Tous ces objectifs, qu'ils soient politiques, économiques, sociaux, pacifiques, trouveront leur plein épanouissement si tous les citoyens comprennent les rouages de l'Europe dont ils sont les membres actifs. Lycée Saint-Joseph - Tassin-La-Demi-Lune et Athénée royal - Philippeville (Belgique)

XX. L'avenir du projet européen

L'Union s'agrandit et doit repenser son fonctionnement. Son avenir passera-t-il par une Fédération Européenne avec au dessus des États un Président, un Gouvernement et un Parlement de l'Union ? Quelle Constitution pour l'Union ? Les questions sont ouvertes. Lycée Jeanne d'Arc - Argenteuil et Instituto tecnico commerciale Statale - Rome (Italie)

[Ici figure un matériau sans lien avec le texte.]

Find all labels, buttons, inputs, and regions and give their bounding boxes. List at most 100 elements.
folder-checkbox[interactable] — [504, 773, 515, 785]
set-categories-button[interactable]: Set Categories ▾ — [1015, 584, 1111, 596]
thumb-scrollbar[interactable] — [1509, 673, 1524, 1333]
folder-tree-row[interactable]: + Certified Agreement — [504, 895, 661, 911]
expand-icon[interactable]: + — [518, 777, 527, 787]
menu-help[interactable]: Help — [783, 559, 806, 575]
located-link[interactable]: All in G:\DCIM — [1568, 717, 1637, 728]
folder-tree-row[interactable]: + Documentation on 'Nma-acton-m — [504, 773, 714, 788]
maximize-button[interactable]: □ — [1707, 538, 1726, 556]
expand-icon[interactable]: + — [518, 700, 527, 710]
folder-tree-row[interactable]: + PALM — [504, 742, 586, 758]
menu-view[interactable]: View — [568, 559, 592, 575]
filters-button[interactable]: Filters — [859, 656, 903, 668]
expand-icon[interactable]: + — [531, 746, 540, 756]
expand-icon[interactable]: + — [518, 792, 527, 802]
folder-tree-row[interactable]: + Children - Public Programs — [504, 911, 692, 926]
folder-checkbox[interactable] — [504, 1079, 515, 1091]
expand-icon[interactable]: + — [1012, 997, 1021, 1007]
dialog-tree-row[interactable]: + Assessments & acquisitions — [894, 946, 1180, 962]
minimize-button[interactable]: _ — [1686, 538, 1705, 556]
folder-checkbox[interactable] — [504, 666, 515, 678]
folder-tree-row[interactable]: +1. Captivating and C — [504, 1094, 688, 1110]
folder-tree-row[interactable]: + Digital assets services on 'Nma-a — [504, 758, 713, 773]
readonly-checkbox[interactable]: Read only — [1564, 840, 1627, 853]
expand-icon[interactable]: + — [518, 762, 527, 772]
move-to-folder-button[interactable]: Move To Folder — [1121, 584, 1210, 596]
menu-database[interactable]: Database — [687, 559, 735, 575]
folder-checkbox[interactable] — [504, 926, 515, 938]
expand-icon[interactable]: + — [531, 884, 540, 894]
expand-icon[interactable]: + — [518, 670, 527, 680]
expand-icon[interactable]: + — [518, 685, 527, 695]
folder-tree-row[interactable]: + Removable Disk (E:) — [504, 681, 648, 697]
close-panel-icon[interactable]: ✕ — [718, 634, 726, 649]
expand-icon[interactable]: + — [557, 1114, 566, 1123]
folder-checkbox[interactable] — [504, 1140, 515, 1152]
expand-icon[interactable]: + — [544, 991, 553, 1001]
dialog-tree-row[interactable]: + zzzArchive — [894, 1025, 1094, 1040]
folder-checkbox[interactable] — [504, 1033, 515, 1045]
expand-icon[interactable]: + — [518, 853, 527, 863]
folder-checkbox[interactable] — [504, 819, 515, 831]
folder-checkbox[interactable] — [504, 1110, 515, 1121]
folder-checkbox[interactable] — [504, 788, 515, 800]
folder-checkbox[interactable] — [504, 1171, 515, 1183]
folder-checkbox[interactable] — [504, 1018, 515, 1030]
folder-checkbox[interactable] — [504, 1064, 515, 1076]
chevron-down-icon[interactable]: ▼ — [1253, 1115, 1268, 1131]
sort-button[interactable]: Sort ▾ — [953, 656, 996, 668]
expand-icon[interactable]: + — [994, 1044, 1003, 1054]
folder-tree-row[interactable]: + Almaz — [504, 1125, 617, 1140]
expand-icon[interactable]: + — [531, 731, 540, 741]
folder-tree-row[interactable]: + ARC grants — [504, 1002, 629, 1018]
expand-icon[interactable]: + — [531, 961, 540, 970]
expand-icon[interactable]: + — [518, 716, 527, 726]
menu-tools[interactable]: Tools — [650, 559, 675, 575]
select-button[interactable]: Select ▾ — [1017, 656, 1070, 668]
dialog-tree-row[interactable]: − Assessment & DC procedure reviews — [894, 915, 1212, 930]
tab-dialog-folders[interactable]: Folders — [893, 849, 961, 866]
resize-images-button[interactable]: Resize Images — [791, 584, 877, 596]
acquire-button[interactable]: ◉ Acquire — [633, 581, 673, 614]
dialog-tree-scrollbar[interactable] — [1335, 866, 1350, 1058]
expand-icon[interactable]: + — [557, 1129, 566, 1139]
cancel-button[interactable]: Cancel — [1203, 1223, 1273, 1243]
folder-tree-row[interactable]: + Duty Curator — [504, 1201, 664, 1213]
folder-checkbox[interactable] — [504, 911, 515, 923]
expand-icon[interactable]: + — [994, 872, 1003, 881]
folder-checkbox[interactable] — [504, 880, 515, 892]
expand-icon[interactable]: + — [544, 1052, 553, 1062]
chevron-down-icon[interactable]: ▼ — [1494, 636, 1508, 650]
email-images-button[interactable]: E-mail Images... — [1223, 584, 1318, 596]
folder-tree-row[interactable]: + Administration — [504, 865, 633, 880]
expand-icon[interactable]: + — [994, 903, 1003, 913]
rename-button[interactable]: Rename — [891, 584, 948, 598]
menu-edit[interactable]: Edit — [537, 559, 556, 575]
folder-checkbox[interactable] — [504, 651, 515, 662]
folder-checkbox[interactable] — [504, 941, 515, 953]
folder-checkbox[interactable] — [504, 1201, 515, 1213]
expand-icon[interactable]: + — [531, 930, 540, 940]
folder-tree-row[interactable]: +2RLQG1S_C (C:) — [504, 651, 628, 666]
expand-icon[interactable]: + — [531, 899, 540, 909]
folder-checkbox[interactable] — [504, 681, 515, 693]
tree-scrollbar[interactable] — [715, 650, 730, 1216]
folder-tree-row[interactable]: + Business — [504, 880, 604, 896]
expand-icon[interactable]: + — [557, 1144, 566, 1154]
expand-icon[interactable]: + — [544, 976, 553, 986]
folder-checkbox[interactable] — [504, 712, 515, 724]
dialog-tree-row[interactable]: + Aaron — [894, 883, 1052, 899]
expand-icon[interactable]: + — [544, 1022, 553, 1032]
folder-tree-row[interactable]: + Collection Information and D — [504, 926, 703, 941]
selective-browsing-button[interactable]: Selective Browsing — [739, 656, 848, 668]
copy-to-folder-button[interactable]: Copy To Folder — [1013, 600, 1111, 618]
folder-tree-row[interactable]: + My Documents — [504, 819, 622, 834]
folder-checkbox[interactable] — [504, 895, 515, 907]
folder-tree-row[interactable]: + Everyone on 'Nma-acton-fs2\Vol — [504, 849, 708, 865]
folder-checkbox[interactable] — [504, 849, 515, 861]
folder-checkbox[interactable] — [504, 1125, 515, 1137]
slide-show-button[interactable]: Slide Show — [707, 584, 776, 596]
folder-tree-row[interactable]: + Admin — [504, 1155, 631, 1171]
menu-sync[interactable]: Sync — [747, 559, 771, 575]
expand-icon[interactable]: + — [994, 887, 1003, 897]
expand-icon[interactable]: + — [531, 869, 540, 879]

En toute franchise, nous ne savons pas encore dire si nous voulons vivre un jour dans un État européen (fédéral ou non). Il faudra encore du temps pour répondre à cette question, vu à la fois notre âge et l'état actuel des choses. Mais il y a un point que nous croyons pouvoir affirmer. Il y a une notion qu'il faudra mettre beaucoup plus en pratique qu'elle l'est actuellement. Il s'agit d'un terme que nous avions pourtant du mal à comprendre au début et nous supposons qu'il est même inconnu à une grande partie de nos concitoyens français, allemands et européens adultes : la subsidiarité. Une décision doit être prise et appliquée au niveau qui correspond au mieux aux besoins de la population. Lycée Leconte de Lisle - St Denis La Réunion et Wilhelm-Gymnasium - Stuttgart (Allemagne)

L'aventure européenne n'est pas l'apanage des États, c'est surtout celui des peuples désireux ou non de se construire un avenir en commun. (...) Un projet politique commun porté par vingt-cinq peuples, cela peut faire sourire, hausser les épaules, ou laisser craindre une cacophonie générale, un « volapük intégré » ou pas, bref une version européenne de la Tour de Babel. La polyphonie, c'est bien connu, ne donne de bons résultats qu'en musique... L'Hymne à la Joie, vous entendez ? Lycée Albert Chatelet - Douai et Maria Adelaide - Palerme (Italie)

Lycée professionnel Charles de Gaulle (Muret)


* 1 Françoise Férat est maire de la Commune de Cuchery dans la Marne depuis 1992. Elue conseiller général en 1992, réélue en 1998 et encore en 2004 et Sénatrice de la Marne depuis septembre 2001. Elle s'implique donc depuis une quinzaine d'années dans la vie publique.

Elle a répondu à nos différentes questions aussi bien sur notre système politique comme sur l'union européenne en précisant qu'il s'agissait de sa propre opinion et que tout ce qu'elle nous déclarait était seulement son sentiment personnel.

* 2 Rote Armee Fraktion, appelée en France « bande à Baader ».